The laboratory and numerical experiments on horizontal convection will address five hypotheses: 1. Scaling for the boundary-layer thicknesses of previous work is correct. 2. Dissipation is highly variable in space. 3. The boundary between steady and unsteady regimes is a function of aspect ratio, dimensionality, and rotation. 4. Small-scale variability of the boundary forcing should shut down large-scale convection. 5. Combined buoyancy and mechanical forcing changes the regime diagram.
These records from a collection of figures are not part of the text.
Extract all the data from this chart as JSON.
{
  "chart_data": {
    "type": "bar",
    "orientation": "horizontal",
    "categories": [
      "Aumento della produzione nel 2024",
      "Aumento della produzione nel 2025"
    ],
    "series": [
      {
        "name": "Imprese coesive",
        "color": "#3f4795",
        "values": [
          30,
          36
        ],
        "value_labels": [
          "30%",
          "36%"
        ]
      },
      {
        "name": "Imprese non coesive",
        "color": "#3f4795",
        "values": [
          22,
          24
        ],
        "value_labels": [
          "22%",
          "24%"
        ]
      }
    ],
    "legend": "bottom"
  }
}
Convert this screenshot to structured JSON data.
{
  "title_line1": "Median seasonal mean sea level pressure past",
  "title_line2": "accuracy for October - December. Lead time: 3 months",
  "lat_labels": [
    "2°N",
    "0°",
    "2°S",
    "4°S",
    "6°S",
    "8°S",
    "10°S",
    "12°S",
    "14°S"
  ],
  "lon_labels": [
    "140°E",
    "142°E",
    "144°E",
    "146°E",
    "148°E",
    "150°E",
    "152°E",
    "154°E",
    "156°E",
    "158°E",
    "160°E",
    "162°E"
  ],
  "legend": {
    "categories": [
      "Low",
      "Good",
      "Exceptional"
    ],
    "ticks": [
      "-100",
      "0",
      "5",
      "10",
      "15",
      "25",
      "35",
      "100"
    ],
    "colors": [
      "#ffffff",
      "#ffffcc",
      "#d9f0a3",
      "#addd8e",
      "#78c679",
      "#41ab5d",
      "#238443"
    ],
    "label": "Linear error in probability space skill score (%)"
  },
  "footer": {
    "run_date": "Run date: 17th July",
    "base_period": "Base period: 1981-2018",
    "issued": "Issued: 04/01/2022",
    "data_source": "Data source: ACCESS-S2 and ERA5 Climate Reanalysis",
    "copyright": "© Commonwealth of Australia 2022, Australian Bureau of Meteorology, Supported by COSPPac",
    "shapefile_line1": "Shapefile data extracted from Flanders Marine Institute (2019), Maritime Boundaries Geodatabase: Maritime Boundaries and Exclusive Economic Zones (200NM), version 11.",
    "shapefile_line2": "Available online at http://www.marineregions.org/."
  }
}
Broader Impacts: The investigators will engage in educational activities at multiple levels. The environmental fluid dynamics laboratory, in which the lead investigator works, has a strong track record in undergraduate mentoring. They will recruit an undergraduate and will work with UCSD's McNair Program and/or the Summer Training Academy for Research in the Sciences (STARS) program, both of which target students are from groups traditionally underrepresented in the sciences. The research will involve two graduate students. Reaching pre-college students will contribute to the professional development of high school teachers in the San Diego Unified School District. In partnership with the NSF-funded Center for Ocean Science Education Excellence/California they will sponsor a one-day workshop for approximately 25 Earth sciences teachers. The investigators will contribute to the Wiki page of the CFD code chosen for this work. These posts will broadly disseminate key results of NSF-funded work in a venue that is accessed by the larger CFD community, thus enhancing scientific and technological understanding. The results of the project have applications in industry and to environmental sustainability, as well as in related fields of science, in particular limnology and climate science. The experiments carried out here are relevant to natural ventilation of buildings. Improved understanding of the fluid mechanics of natural ventilation, an anticipated outcome of the project, can inform critical energy conservation efforts that may ultimately benefit society economically, environmentally and politically.